On the surface this appears relatively simple. However, each stage produces an enormous amount of intermediate information. Downloading data creates metadata and dataset references. Analysis produces temporary calculations. Tool executions generate raw outputs. Search creates pages of results that may only be useful for a few minutes. By the time a workflow completed, the context window contained far more machine-generated information than human conversation. In many cases the agent was carrying around tens of thousands of tokens that were no longer relevant to the task at hand.

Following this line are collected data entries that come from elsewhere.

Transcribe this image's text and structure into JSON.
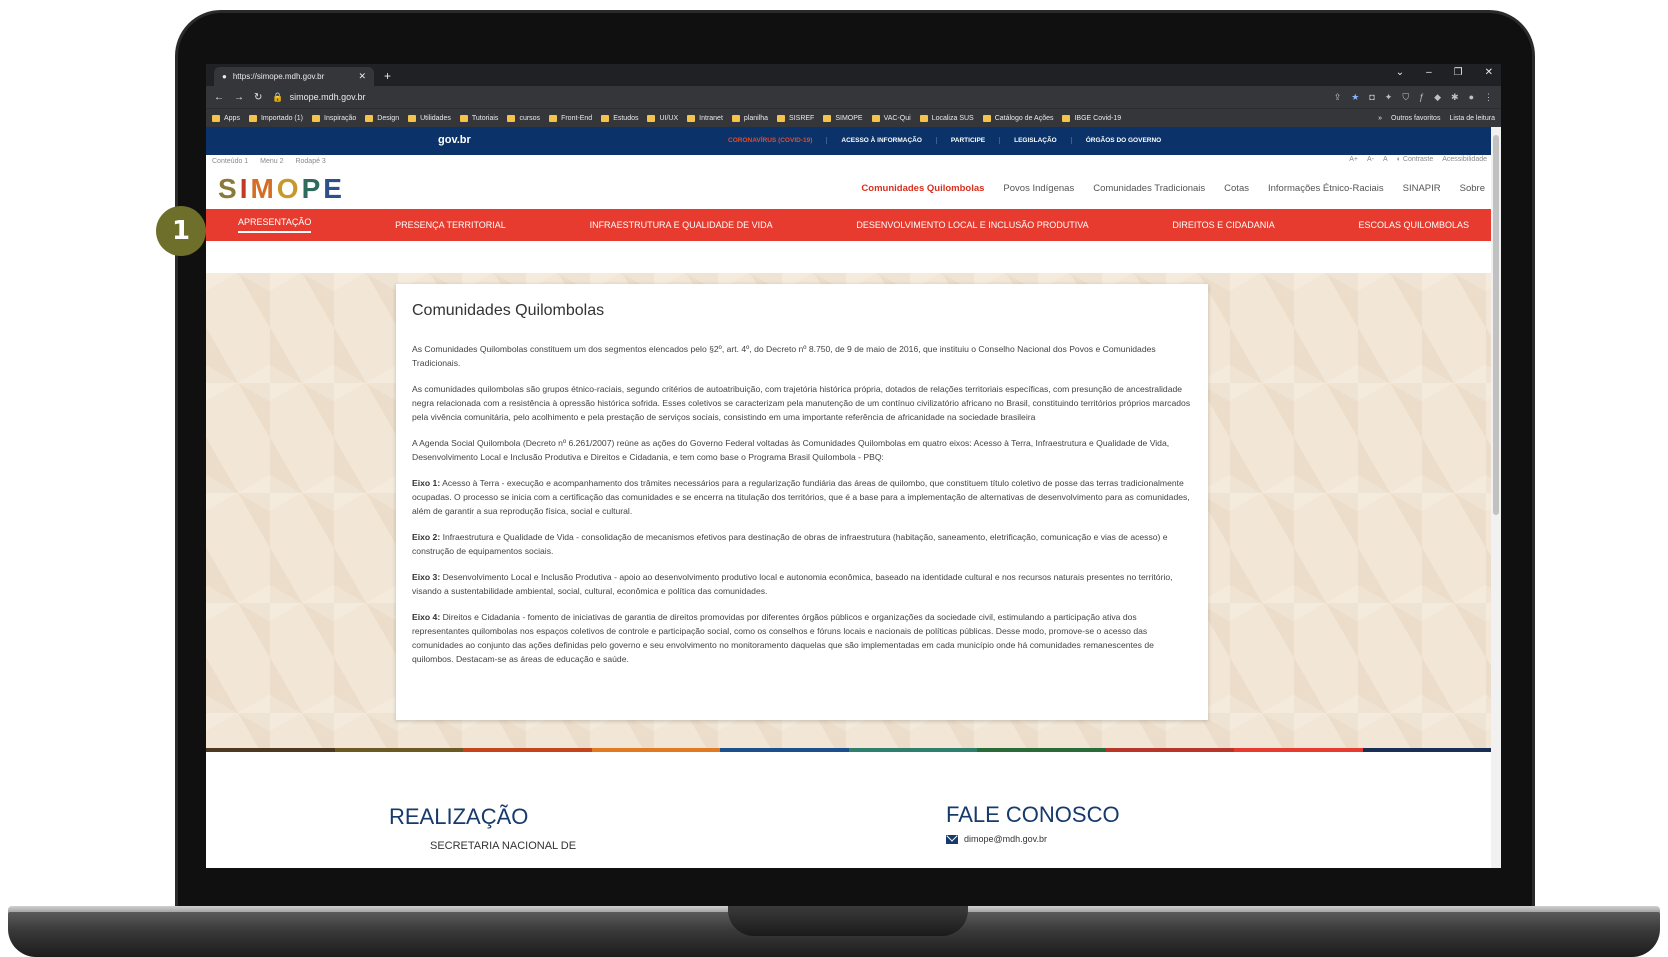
{
  "browser": {
    "tab_title": "https://simope.mdh.gov.br",
    "url": "simope.mdh.gov.br",
    "bookmarks": [
      "Apps",
      "Importado (1)",
      "Inspiração",
      "Design",
      "Utilidades",
      "Tutoriais",
      "cursos",
      "Front-End",
      "Estudos",
      "UI/UX",
      "Intranet",
      "planilha",
      "SISREF",
      "SIMOPE",
      "VAC-Qui",
      "Localiza SUS",
      "Catálogo de Ações",
      "IBGE Covid-19"
    ],
    "bookmarks_right": [
      "»",
      "Outros favoritos",
      "Lista de leitura"
    ]
  },
  "govbar": {
    "logo": "gov.br",
    "links": [
      "CORONAVÍRUS (COVID-19)",
      "ACESSO À INFORMAÇÃO",
      "PARTICIPE",
      "LEGISLAÇÃO",
      "ÓRGÃOS DO GOVERNO"
    ]
  },
  "access": {
    "left": [
      "Conteúdo 1",
      "Menu 2",
      "Rodapé 3"
    ],
    "right": [
      "A+",
      "A-",
      "A",
      "Contraste",
      "Acessibilidade"
    ]
  },
  "site": {
    "logo": [
      "S",
      "I",
      "M",
      "O",
      "P",
      "E"
    ],
    "nav": [
      "Comunidades Quilombolas",
      "Povos Indígenas",
      "Comunidades Tradicionais",
      "Cotas",
      "Informações Étnico-Raciais",
      "SINAPIR",
      "Sobre"
    ],
    "subnav": [
      "APRESENTAÇÃO",
      "PRESENÇA TERRITORIAL",
      "INFRAESTRUTURA E QUALIDADE DE VIDA",
      "DESENVOLVIMENTO LOCAL E INCLUSÃO PRODUTIVA",
      "DIREITOS E CIDADANIA",
      "ESCOLAS QUILOMBOLAS"
    ]
  },
  "content": {
    "title": "Comunidades Quilombolas",
    "p1": "As Comunidades Quilombolas constituem um dos segmentos elencados pelo §2º, art. 4º, do Decreto nº 8.750, de 9 de maio de 2016, que instituiu o Conselho Nacional dos Povos e Comunidades Tradicionais.",
    "p2": "As comunidades quilombolas são grupos étnico-raciais, segundo critérios de autoatribuição, com trajetória histórica própria, dotados de relações territoriais específicas, com presunção de ancestralidade negra relacionada com a resistência à opressão histórica sofrida. Esses coletivos se caracterizam pela manutenção de um contínuo civilizatório africano no Brasil, constituindo territórios próprios marcados pela vivência comunitária, pelo acolhimento e pela prestação de serviços sociais, consistindo em uma importante referência de africanidade na sociedade brasileira",
    "p3": "A Agenda Social Quilombola (Decreto nº 6.261/2007) reúne as ações do Governo Federal voltadas às Comunidades Quilombolas em quatro eixos: Acesso à Terra, Infraestrutura e Qualidade de Vida, Desenvolvimento Local e Inclusão Produtiva e Direitos e Cidadania, e tem como base o Programa Brasil Quilombola - PBQ:",
    "e1_label": "Eixo 1:",
    "e1": " Acesso à Terra - execução e acompanhamento dos trâmites necessários para a regularização fundiária das áreas de quilombo, que constituem título coletivo de posse das terras tradicionalmente ocupadas. O processo se inicia com a certificação das comunidades e se encerra na titulação dos territórios, que é a base para a implementação de alternativas de desenvolvimento para as comunidades, além de garantir a sua reprodução física, social e cultural.",
    "e2_label": "Eixo 2:",
    "e2": " Infraestrutura e Qualidade de Vida - consolidação de mecanismos efetivos para destinação de obras de infraestrutura (habitação, saneamento, eletrificação, comunicação e vias de acesso) e construção de equipamentos sociais.",
    "e3_label": "Eixo 3:",
    "e3": " Desenvolvimento Local e Inclusão Produtiva - apoio ao desenvolvimento produtivo local e autonomia econômica, baseado na identidade cultural e nos recursos naturais presentes no território, visando a sustentabilidade ambiental, social, cultural, econômica e política das comunidades.",
    "e4_label": "Eixo 4:",
    "e4": " Direitos e Cidadania - fomento de iniciativas de garantia de direitos promovidas por diferentes órgãos públicos e organizações da sociedade civil, estimulando a participação ativa dos representantes quilombolas nos espaços coletivos de controle e participação social, como os conselhos e fóruns locais e nacionais de políticas públicas. Desse modo, promove-se o acesso das comunidades ao conjunto das ações definidas pelo governo e seu envolvimento no monitoramento daquelas que são implementadas em cada município onde há comunidades remanescentes de quilombos. Destacam-se as áreas de educação e saúde."
  },
  "footer": {
    "realizacao": "REALIZAÇÃO",
    "secretaria": "SECRETARIA NACIONAL DE",
    "fale": "FALE CONOSCO",
    "email": "dimope@mdh.gov.br"
  },
  "badge": "1",
  "colors": {
    "govbar": "#0c3369",
    "rednav": "#e63b2e",
    "badge": "#6f6f2c",
    "stripe": [
      "#4b3a1f",
      "#6b5a24",
      "#c4451c",
      "#e07a23",
      "#1d4f8c",
      "#2f7f6e",
      "#2a6b3a",
      "#b8352a",
      "#e63b2e",
      "#1a2f55"
    ]
  }
}
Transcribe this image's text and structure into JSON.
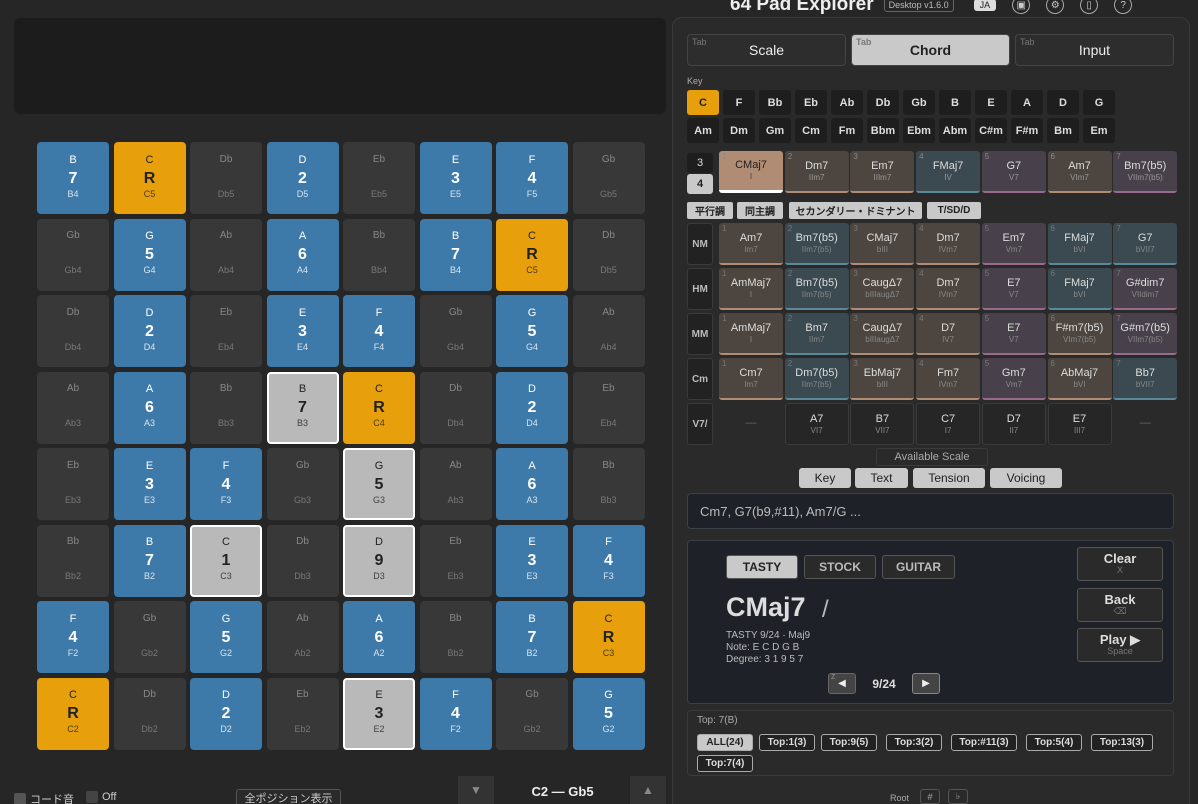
{
  "app": {
    "title": "64 Pad Explorer",
    "version": "Desktop v1.6.0",
    "lang": "JA"
  },
  "tabs": [
    {
      "hint": "Tab",
      "label": "Scale"
    },
    {
      "hint": "Tab",
      "label": "Chord"
    },
    {
      "hint": "Tab",
      "label": "Input"
    }
  ],
  "key": {
    "label": "Key",
    "major": [
      "C",
      "F",
      "Bb",
      "Eb",
      "Ab",
      "Db",
      "Gb",
      "B",
      "E",
      "A",
      "D",
      "G"
    ],
    "minor": [
      "Am",
      "Dm",
      "Gm",
      "Cm",
      "Fm",
      "Bbm",
      "Ebm",
      "Abm",
      "C#m",
      "F#m",
      "Bm",
      "Em"
    ]
  },
  "voice_count": [
    "3",
    "4"
  ],
  "diatonic": [
    {
      "n": "1",
      "name": "CMaj7",
      "roman": "I"
    },
    {
      "n": "2",
      "name": "Dm7",
      "roman": "IIm7"
    },
    {
      "n": "3",
      "name": "Em7",
      "roman": "IIIm7"
    },
    {
      "n": "4",
      "name": "FMaj7",
      "roman": "IV"
    },
    {
      "n": "5",
      "name": "G7",
      "roman": "V7"
    },
    {
      "n": "6",
      "name": "Am7",
      "roman": "VIm7"
    },
    {
      "n": "7",
      "name": "Bm7(b5)",
      "roman": "VIIm7(b5)"
    }
  ],
  "subtabs": [
    "平行調",
    "同主調",
    "セカンダリー・ドミナント",
    "T/SD/D"
  ],
  "borrow": {
    "NM": [
      [
        "1",
        "Am7",
        "Im7"
      ],
      [
        "2",
        "Bm7(b5)",
        "IIm7(b5)"
      ],
      [
        "3",
        "CMaj7",
        "bIII"
      ],
      [
        "4",
        "Dm7",
        "IVm7"
      ],
      [
        "5",
        "Em7",
        "Vm7"
      ],
      [
        "6",
        "FMaj7",
        "bVI"
      ],
      [
        "7",
        "G7",
        "bVII7"
      ]
    ],
    "HM": [
      [
        "1",
        "AmMaj7",
        "I"
      ],
      [
        "2",
        "Bm7(b5)",
        "IIm7(b5)"
      ],
      [
        "3",
        "CaugΔ7",
        "bIIIaugΔ7"
      ],
      [
        "4",
        "Dm7",
        "IVm7"
      ],
      [
        "5",
        "E7",
        "V7"
      ],
      [
        "6",
        "FMaj7",
        "bVI"
      ],
      [
        "7",
        "G#dim7",
        "VIIdim7"
      ]
    ],
    "MM": [
      [
        "1",
        "AmMaj7",
        "I"
      ],
      [
        "2",
        "Bm7",
        "IIm7"
      ],
      [
        "3",
        "CaugΔ7",
        "bIIIaugΔ7"
      ],
      [
        "4",
        "D7",
        "IV7"
      ],
      [
        "5",
        "E7",
        "V7"
      ],
      [
        "6",
        "F#m7(b5)",
        "VIm7(b5)"
      ],
      [
        "7",
        "G#m7(b5)",
        "VIIm7(b5)"
      ]
    ],
    "Cm": [
      [
        "1",
        "Cm7",
        "Im7"
      ],
      [
        "2",
        "Dm7(b5)",
        "IIm7(b5)"
      ],
      [
        "3",
        "EbMaj7",
        "bIII"
      ],
      [
        "4",
        "Fm7",
        "IVm7"
      ],
      [
        "5",
        "Gm7",
        "Vm7"
      ],
      [
        "6",
        "AbMaj7",
        "bVI"
      ],
      [
        "7",
        "Bb7",
        "bVII7"
      ]
    ],
    "V7/": [
      [
        "",
        "—",
        ""
      ],
      [
        "",
        "A7",
        "VI7"
      ],
      [
        "",
        "B7",
        "VII7"
      ],
      [
        "",
        "C7",
        "I7"
      ],
      [
        "",
        "D7",
        "II7"
      ],
      [
        "",
        "E7",
        "III7"
      ],
      [
        "",
        "—",
        ""
      ]
    ]
  },
  "available_scale": "Available Scale",
  "input_tabs": [
    "Key",
    "Text",
    "Tension",
    "Voicing"
  ],
  "search_placeholder": "Cm7, G7(b9,#11), Am7/G ...",
  "voicing": {
    "tabs": [
      "TASTY",
      "STOCK",
      "GUITAR"
    ],
    "chord": "CMaj7",
    "slash": "/",
    "line1": "TASTY 9/24 · Maj9",
    "line2": "Note: E C D G B",
    "line3": "Degree: 3 1 9 5 7",
    "page": "9/24",
    "prev_key": "Z",
    "prev": "◀",
    "next": "▶"
  },
  "actions": {
    "clear": "Clear",
    "clear_key": "X",
    "back": "Back",
    "back_key": "⌫",
    "play": "Play ▶",
    "play_key": "Space"
  },
  "top": {
    "label": "Top: 7(B)",
    "chips": [
      "ALL(24)",
      "Top:1(3)",
      "Top:9(5)",
      "Top:3(2)",
      "Top:#11(3)",
      "Top:5(4)",
      "Top:13(3)",
      "Top:7(4)"
    ]
  },
  "root": {
    "label": "Root",
    "sharp": "#",
    "flat": "♭"
  },
  "bottom": {
    "chord_tone": "コード音",
    "off": "Off",
    "all_positions": "全ポジション表示",
    "range": "C2 — Gb5",
    "down": "▼",
    "up": "▲"
  },
  "colors": {
    "scale": "#3d7aaa",
    "root": "#e89f0c",
    "out": "#383838",
    "selected": "#b9b9b9"
  },
  "pads": [
    [
      [
        "B",
        "7",
        "B4",
        "blue"
      ],
      [
        "C",
        "R",
        "C5",
        "orange"
      ],
      [
        "Db",
        "",
        "Db5",
        "gray"
      ],
      [
        "D",
        "2",
        "D5",
        "blue"
      ],
      [
        "Eb",
        "",
        "Eb5",
        "gray"
      ],
      [
        "E",
        "3",
        "E5",
        "blue"
      ],
      [
        "F",
        "4",
        "F5",
        "blue"
      ],
      [
        "Gb",
        "",
        "Gb5",
        "gray"
      ]
    ],
    [
      [
        "Gb",
        "",
        "Gb4",
        "gray"
      ],
      [
        "G",
        "5",
        "G4",
        "blue"
      ],
      [
        "Ab",
        "",
        "Ab4",
        "gray"
      ],
      [
        "A",
        "6",
        "A4",
        "blue"
      ],
      [
        "Bb",
        "",
        "Bb4",
        "gray"
      ],
      [
        "B",
        "7",
        "B4",
        "blue"
      ],
      [
        "C",
        "R",
        "C5",
        "orange"
      ],
      [
        "Db",
        "",
        "Db5",
        "gray"
      ]
    ],
    [
      [
        "Db",
        "",
        "Db4",
        "gray"
      ],
      [
        "D",
        "2",
        "D4",
        "blue"
      ],
      [
        "Eb",
        "",
        "Eb4",
        "gray"
      ],
      [
        "E",
        "3",
        "E4",
        "blue"
      ],
      [
        "F",
        "4",
        "F4",
        "blue"
      ],
      [
        "Gb",
        "",
        "Gb4",
        "gray"
      ],
      [
        "G",
        "5",
        "G4",
        "blue"
      ],
      [
        "Ab",
        "",
        "Ab4",
        "gray"
      ]
    ],
    [
      [
        "Ab",
        "",
        "Ab3",
        "gray"
      ],
      [
        "A",
        "6",
        "A3",
        "blue"
      ],
      [
        "Bb",
        "",
        "Bb3",
        "gray"
      ],
      [
        "B",
        "7",
        "B3",
        "sel"
      ],
      [
        "C",
        "R",
        "C4",
        "orange"
      ],
      [
        "Db",
        "",
        "Db4",
        "gray"
      ],
      [
        "D",
        "2",
        "D4",
        "blue"
      ],
      [
        "Eb",
        "",
        "Eb4",
        "gray"
      ]
    ],
    [
      [
        "Eb",
        "",
        "Eb3",
        "gray"
      ],
      [
        "E",
        "3",
        "E3",
        "blue"
      ],
      [
        "F",
        "4",
        "F3",
        "blue"
      ],
      [
        "Gb",
        "",
        "Gb3",
        "gray"
      ],
      [
        "G",
        "5",
        "G3",
        "sel"
      ],
      [
        "Ab",
        "",
        "Ab3",
        "gray"
      ],
      [
        "A",
        "6",
        "A3",
        "blue"
      ],
      [
        "Bb",
        "",
        "Bb3",
        "gray"
      ]
    ],
    [
      [
        "Bb",
        "",
        "Bb2",
        "gray"
      ],
      [
        "B",
        "7",
        "B2",
        "blue"
      ],
      [
        "C",
        "1",
        "C3",
        "sel"
      ],
      [
        "Db",
        "",
        "Db3",
        "gray"
      ],
      [
        "D",
        "9",
        "D3",
        "sel"
      ],
      [
        "Eb",
        "",
        "Eb3",
        "gray"
      ],
      [
        "E",
        "3",
        "E3",
        "blue"
      ],
      [
        "F",
        "4",
        "F3",
        "blue"
      ]
    ],
    [
      [
        "F",
        "4",
        "F2",
        "blue"
      ],
      [
        "Gb",
        "",
        "Gb2",
        "gray"
      ],
      [
        "G",
        "5",
        "G2",
        "blue"
      ],
      [
        "Ab",
        "",
        "Ab2",
        "gray"
      ],
      [
        "A",
        "6",
        "A2",
        "blue"
      ],
      [
        "Bb",
        "",
        "Bb2",
        "gray"
      ],
      [
        "B",
        "7",
        "B2",
        "blue"
      ],
      [
        "C",
        "R",
        "C3",
        "orange"
      ]
    ],
    [
      [
        "C",
        "R",
        "C2",
        "orange"
      ],
      [
        "Db",
        "",
        "Db2",
        "gray"
      ],
      [
        "D",
        "2",
        "D2",
        "blue"
      ],
      [
        "Eb",
        "",
        "Eb2",
        "gray"
      ],
      [
        "E",
        "3",
        "E2",
        "sel"
      ],
      [
        "F",
        "4",
        "F2",
        "blue"
      ],
      [
        "Gb",
        "",
        "Gb2",
        "gray"
      ],
      [
        "G",
        "5",
        "G2",
        "blue"
      ]
    ]
  ]
}
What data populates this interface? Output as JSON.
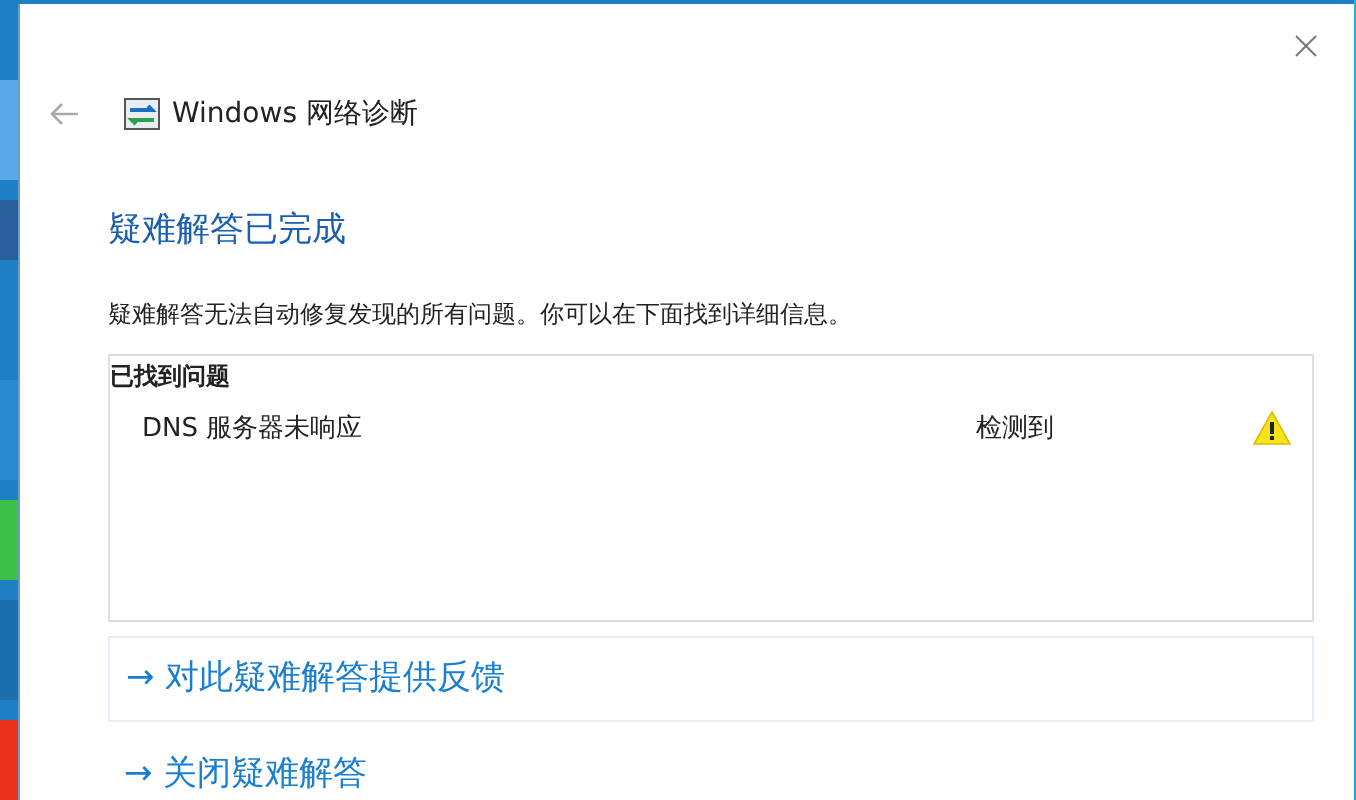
{
  "window": {
    "title": "Windows 网络诊断"
  },
  "heading": "疑难解答已完成",
  "description": "疑难解答无法自动修复发现的所有问题。你可以在下面找到详细信息。",
  "problems": {
    "header": "已找到问题",
    "rows": [
      {
        "name": "DNS 服务器未响应",
        "status": "检测到",
        "kind": "warning"
      }
    ]
  },
  "links": [
    {
      "label": "→ 对此疑难解答提供反馈",
      "boxed": true
    },
    {
      "label": "→ 关闭疑难解答",
      "boxed": false
    }
  ]
}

Context Is A Terrible Storage Layer

Our first instinct was the same one most agent systems arrive at :

  • Keep more context.
  • Store more memory.
  • Increase retrieval.

Unfortunately this only delays the problem. Context is optimized for reasoning, not storage. A model should spend its attention budget thinking about the current problem, not re-reading API responses, datasets, execution traces, and search results it generated three hours ago. The longer an agent runs, the more context starts resembling a filesystem.


The Insight

We realized that most generated information falls into one of two categories.

The first category contains information that is actively useful for reasoning:

  • Current goals
  • User conversation
  • Recent decisions
  • Active workflow state

The second category contains information that should exist somewhere, but not necessarily inside the context window:

  • Search results
  • Tool outputs
  • Code files
  • Datasets
  • Metadata
  • Reports
  • Execution traces

The mistake was treating both categories the same.


Async Context Compactor

The solution eventually became the Async Context Compactor.

Instead of waiting until the model was forced to summarize its entire history, we continuously monitored context growth. Once a configurable threshold was reached, a background compaction task was triggered. The important detail is that the agent never stops working. Compaction happens asynchronously.

The goal is not summarization. The goal is separation. We want to identify information that no longer belongs in context and move it into systems designed to store it.


Where Everything Goes

Large payloads are moved into Artifacts.

Artifacts contain the actual files generated during execution, including datasets, code, reports, search results, and tool outputs.

Structured findings are stored inside FactSets. These represent conclusions rather than raw observations. Instead of storing every page of research, we store the findings that emerged from it.

Reusable workflows become ActionPads. If an agent successfully discovers a sequence of steps for solving a problem, future agents should be able to reuse that execution rather than paying the planning cost again.

Over time, execution becomes experience.


What Actually Remains

After compaction, context becomes dramatically smaller. More importantly, it becomes focused. The context window primarily contains:

  • User conversation
  • Current objectives
  • Recent decisions
  • Active workflow state

Everything else remains available through retrieval. The information is not deleted. It is simply moved to a location better suited for storing it.

This distinction is subtle but important. The objective is not to compress information. The objective is to stop treating context as the place where all information must live.


Results

In practice, most long-running workflows experienced a context reduction between 55% and 75%. The biggest gains came from removing large generated payloads such as search results, datasets, code files, and tool outputs.

100K+ Tokens
      ↓
25K-45K Tokens

The quality improvement was often more important than the token savings. The model spent less time navigating irrelevant information and more time reasoning about the task in front of it.